Depois, o modo de Pedro, que “seguiu Jesus de longe”. Atenção, caríssimos Pedros aqui presentes! Não se pode seguir Jesus de longe! Quem o segue assim? Quem pensa poder ser discípulo pela metade; quem se ilude, pensando seguir o Senhor sem combater seus vícios e pecados; quem imagina poder servir a Deus e ao dinheiro, ao Senhor e aos costumes e modos e pensamentos do mundo! Como terminarão esses? Como terminou Pedro: negando conhecer Jesus! – Senhor, olha para nós, como olhaste para Pedro; dá-nos o arrependimento e o pranto pela covardia e frieza em te seguir! Faze-nos verdadeiros discípulos teus, que te sigam de perto até a cruz, como o Discípulo Amado, ao lado de tua Santíssima Mãe!

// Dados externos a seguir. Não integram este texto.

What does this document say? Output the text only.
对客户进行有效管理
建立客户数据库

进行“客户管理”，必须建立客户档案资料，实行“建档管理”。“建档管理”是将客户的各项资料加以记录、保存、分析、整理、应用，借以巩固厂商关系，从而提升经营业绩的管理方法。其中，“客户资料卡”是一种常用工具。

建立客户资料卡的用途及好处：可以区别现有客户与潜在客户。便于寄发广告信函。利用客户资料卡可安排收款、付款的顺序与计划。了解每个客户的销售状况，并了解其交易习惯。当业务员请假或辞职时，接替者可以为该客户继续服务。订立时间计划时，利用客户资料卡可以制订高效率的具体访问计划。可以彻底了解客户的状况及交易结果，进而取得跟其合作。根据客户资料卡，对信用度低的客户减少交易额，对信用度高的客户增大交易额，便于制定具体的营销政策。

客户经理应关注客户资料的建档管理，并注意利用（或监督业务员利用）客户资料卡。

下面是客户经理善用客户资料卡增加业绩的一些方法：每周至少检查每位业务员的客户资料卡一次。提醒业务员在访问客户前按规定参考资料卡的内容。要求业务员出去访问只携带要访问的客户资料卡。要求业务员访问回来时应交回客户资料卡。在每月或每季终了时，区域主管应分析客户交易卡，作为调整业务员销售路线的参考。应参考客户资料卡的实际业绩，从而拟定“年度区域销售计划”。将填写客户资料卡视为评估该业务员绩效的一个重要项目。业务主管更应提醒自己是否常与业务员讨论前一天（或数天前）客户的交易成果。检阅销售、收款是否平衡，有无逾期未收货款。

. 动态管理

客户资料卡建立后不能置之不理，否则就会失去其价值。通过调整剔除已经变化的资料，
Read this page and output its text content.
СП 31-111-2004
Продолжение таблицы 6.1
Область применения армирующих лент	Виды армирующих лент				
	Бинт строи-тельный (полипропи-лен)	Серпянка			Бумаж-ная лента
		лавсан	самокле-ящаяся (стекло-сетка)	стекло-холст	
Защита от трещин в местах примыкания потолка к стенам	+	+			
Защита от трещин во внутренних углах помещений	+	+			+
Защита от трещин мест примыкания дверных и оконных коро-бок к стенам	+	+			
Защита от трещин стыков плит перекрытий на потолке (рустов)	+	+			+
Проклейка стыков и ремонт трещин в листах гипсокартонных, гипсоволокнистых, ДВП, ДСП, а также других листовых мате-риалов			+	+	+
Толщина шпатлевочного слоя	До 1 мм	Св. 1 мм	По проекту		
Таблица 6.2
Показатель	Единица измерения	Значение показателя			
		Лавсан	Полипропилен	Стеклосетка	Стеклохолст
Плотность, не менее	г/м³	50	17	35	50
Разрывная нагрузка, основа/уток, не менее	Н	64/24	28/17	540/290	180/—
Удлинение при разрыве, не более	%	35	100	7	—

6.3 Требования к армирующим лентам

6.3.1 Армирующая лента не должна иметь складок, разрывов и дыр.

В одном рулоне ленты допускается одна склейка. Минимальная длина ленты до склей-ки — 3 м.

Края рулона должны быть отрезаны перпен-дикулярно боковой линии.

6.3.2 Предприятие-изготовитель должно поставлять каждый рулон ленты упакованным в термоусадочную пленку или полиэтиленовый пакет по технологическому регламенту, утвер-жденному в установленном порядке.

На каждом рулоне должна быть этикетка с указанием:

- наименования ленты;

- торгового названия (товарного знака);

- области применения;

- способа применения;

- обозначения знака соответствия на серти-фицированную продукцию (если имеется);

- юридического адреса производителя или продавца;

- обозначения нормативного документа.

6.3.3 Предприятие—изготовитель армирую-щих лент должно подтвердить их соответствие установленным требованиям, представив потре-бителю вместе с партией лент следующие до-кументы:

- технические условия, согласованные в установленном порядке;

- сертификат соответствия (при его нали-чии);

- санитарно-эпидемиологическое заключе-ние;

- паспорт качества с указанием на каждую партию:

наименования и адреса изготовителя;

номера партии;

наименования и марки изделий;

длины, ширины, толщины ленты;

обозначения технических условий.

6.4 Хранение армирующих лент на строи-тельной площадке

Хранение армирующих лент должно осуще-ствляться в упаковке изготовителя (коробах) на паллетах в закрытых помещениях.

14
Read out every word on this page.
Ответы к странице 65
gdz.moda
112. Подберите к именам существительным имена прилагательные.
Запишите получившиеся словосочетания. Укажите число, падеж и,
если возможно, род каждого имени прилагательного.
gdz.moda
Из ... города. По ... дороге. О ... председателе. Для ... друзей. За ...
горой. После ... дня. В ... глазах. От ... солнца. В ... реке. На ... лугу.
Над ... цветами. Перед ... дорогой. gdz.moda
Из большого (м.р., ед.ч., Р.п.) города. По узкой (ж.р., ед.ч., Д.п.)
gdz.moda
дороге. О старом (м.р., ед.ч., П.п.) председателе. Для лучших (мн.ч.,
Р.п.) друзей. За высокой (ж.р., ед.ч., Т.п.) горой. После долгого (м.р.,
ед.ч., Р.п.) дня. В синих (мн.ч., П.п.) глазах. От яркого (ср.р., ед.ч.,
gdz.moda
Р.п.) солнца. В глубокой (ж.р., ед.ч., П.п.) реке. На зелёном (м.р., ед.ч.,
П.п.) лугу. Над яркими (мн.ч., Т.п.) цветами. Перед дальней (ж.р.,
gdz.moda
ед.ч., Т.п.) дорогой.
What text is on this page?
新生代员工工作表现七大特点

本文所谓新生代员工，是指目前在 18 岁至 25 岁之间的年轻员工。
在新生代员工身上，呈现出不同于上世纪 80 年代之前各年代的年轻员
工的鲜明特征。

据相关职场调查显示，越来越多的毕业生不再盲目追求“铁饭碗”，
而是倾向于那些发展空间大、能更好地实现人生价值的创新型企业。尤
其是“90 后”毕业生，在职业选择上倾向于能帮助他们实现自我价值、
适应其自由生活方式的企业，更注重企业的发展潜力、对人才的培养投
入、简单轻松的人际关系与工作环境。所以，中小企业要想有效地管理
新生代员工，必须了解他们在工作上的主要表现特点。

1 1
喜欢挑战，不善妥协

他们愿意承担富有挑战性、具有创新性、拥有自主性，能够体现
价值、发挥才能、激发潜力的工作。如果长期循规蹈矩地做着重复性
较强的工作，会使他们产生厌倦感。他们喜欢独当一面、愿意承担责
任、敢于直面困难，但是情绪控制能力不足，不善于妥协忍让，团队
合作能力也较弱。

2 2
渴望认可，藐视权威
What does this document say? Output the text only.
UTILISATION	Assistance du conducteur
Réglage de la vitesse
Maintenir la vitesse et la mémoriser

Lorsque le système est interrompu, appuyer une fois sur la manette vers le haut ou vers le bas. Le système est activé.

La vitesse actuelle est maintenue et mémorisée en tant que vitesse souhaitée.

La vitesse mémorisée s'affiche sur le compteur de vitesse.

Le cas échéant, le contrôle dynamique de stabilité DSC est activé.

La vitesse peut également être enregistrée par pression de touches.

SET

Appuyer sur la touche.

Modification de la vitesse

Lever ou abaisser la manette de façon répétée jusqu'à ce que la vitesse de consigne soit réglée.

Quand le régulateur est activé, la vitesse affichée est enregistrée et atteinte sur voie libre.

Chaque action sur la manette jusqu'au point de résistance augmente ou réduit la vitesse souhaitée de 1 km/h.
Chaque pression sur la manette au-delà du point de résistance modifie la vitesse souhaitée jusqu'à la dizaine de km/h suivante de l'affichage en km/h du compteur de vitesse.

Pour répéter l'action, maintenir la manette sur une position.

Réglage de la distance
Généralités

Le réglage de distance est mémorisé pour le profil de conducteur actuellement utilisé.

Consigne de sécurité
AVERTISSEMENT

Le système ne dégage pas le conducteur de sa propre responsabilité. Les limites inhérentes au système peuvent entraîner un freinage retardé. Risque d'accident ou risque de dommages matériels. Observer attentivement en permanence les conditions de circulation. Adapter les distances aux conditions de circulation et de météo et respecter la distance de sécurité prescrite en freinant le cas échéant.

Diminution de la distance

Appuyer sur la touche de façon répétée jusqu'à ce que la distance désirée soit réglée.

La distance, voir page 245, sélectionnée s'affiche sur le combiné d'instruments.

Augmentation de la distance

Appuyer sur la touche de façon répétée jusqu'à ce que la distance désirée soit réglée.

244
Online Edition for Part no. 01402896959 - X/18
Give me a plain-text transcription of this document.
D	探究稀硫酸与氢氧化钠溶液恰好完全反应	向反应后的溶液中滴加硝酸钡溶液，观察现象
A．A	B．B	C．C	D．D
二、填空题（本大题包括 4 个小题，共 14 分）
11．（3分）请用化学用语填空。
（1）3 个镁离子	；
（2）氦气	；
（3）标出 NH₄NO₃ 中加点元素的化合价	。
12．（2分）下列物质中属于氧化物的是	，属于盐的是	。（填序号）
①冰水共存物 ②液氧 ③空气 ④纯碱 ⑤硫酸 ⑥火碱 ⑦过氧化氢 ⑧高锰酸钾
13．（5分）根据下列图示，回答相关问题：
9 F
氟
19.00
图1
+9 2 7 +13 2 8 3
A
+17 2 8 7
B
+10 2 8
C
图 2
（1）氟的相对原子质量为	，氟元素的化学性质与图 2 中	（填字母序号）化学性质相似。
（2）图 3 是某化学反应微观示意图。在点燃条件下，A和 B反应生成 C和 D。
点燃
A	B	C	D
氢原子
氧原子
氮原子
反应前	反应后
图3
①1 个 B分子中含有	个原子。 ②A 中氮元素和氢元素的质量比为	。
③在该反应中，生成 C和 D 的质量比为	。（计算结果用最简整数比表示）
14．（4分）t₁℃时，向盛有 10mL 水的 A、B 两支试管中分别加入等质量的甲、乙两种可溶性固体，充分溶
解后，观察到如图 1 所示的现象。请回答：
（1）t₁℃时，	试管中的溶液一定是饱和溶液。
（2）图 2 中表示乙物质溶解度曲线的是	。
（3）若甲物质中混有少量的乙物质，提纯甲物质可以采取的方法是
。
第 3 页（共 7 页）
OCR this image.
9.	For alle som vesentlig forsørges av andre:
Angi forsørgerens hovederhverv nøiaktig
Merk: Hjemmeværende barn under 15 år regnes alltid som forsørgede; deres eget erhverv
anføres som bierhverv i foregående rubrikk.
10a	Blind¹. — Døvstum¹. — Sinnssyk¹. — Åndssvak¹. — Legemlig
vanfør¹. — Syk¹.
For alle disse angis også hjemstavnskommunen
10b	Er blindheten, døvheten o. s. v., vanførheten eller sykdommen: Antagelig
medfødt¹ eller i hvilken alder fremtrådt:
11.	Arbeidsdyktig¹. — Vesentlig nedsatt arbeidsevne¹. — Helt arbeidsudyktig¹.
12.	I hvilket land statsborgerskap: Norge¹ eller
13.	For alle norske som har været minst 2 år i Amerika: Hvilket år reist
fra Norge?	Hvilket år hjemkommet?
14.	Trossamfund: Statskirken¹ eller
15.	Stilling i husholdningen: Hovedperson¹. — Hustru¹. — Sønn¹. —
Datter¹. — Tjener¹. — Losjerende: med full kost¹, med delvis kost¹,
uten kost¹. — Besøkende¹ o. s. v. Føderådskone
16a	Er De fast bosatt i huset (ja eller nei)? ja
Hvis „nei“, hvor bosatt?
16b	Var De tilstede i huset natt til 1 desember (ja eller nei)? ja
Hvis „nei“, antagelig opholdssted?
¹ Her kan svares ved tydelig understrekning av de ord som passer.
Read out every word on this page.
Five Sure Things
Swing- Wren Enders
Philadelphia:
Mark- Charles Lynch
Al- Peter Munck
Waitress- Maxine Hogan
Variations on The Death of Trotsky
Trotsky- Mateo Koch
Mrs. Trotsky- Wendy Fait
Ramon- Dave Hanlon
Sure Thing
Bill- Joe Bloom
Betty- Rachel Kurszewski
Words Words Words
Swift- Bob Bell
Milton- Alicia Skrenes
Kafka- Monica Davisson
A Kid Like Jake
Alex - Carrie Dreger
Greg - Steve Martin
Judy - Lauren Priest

Finalmente, uma atitude bela e digna de um verdadeiro discípulo do Senhor: aquele gesto, da misteriosa mulher, que ungiu a cabeça do Senhor com nardo puro, caríssimo! Notaram, amados em Cristo, o detalhe de São Marcos? “Ela quebrou o vaso e derramou o perfume na cabeça de Jesus”. Quebrou o vaso… isto é, derramou todo o perfume, sem reservas, sem pena, com amoroso estrago… Para o Senhor, tudo; para o Salvador o melhor! E São João diz que “a casa inteira ficou cheia do perfume do bálsamo” (Jo 12,3). Ó mulher feliz, discípula generosa! Dando tudo ao Senhor, perfumou toda a casa com o bom odor de um amor ser reservas! Quanta generosidade dessa mulher politicamente incorreta! Quanta hipocrisia, quanta mesquinhez dos apóstolos politicamente corretos, que não compreenderam seu gesto de amor gratuito! – Senhor Jesus, faz-nos generosos para contigo! Que te amemos como essa mulher: sem reservas, sem fazer contas! Ó Senhor, que nos amaste até o extremo, ensina-nos a te amar assim também, colocando nossos perfumes, isto é, aquilo que temos de precioso, a teus pés! Então, o mundo será melhor, porque o bom odor do amor haverá de se espalhar como testemunho da tua presença!

Eis, caríssimos! Fiquemos com estes santos pensamentos, preparando-nos durante toda esta Semana para o Tríduo Pascal, que terá seu cume na Santa Vigília da Ressurreição! Nós vos adoramos, Senhor Jesus Cristo e vos bendizemos, porque pela vossa santa cruz remistes o mundo. Amém.